Report: Boehner mulling delay in vote for party whip, majority leader

Speaker John Boehner is considering the postponement of GOP leadership elections for majority leader and whip, according to a report that appeared in Politico over the weekend.

The election for speaker of the House will be held as planned during the leadership elections, scheduled for Thursday's party conference.

The Hill:

Rep. Mick Mulvaney (R-S.C.) circulated a letter to House colleagues requesting a stay on the second- and third-ranking elections, Politico reported, which would make the Speaker election the only vote on the agenda for Thursday’s meeting.

Boehner has reportedly not yet agreed to postpone the elections, but said he would consult with GOP leadership on Monday and Tuesday.
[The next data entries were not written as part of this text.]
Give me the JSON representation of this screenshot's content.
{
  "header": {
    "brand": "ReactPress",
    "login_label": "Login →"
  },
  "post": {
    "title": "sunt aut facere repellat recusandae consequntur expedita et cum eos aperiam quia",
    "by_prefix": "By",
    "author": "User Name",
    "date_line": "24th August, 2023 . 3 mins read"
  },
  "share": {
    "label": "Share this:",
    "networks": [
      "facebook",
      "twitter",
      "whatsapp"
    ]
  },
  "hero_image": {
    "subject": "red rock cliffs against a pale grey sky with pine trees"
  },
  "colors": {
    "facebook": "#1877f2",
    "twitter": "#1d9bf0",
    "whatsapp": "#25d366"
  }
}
“All leadership elections remain on Thursday,” Kevin Smith, a spokesman for the Speaker, told Politico.

Republicans are also considering adopting new party rules that would force candidates to resign from their chairmanships and leadership positions before seeking new office.

House Majority Leader Kevin McCarthy is the favorite to succeed Boehner as Speaker, but a misstep linking the Benghazi select committee to Hillary Clinton’s declining poll numbers, suggesting a partisan motivation for the investigation, has left him vulnerable.

Rep. Jason Chaffetz (R-Utah), who chairs the Oversight Committee, announced on Sunday he would challenge McCarthy for the House’s top job.

A floor vote to select the next Speaker is still expected to take place at the end of October.

What gives? Politco hints that some Republicans want more choices for those two positions:

Republican Conference, and delaying the elections might give more time for the mood to settle, according to sources involved in the planning.

But the move would also give the right wing of the conference more time to find a candidate to run against Louisiana Rep. Steve Scalise and Georgia Rep. Tom Price.

"There is a broad interest in discussing rule changes before we discuss leadership changes," Mulvaney told POLITICO. "Conservatives and centrists alike are interested in changing the structure of the way the conference is run and the way the House is operated. If we move immediately into leadership elections, we may not have time to have the debate."

Scalise says he already has a majority of the caucus supporting his bid for majority leader, while Price has the inside track on the whip post.  But there is already grumblng on the right that several conservative favorites haven't had time to organize their bids and have dropped out of consideration because of that. 

The rules changes would benefit outsiders and challengers, who would be on a more equal footing with establishment candidates who are already serving in a leadership position and want to move up.  Also, conservatives want changes to the rules so they have more input into what bills reach the floor, and especially in what amendments can be debated and for how long.

The delay would probably be less than two weeks, as Boehner wants to schedule a vote on a new speaker by the end of the month.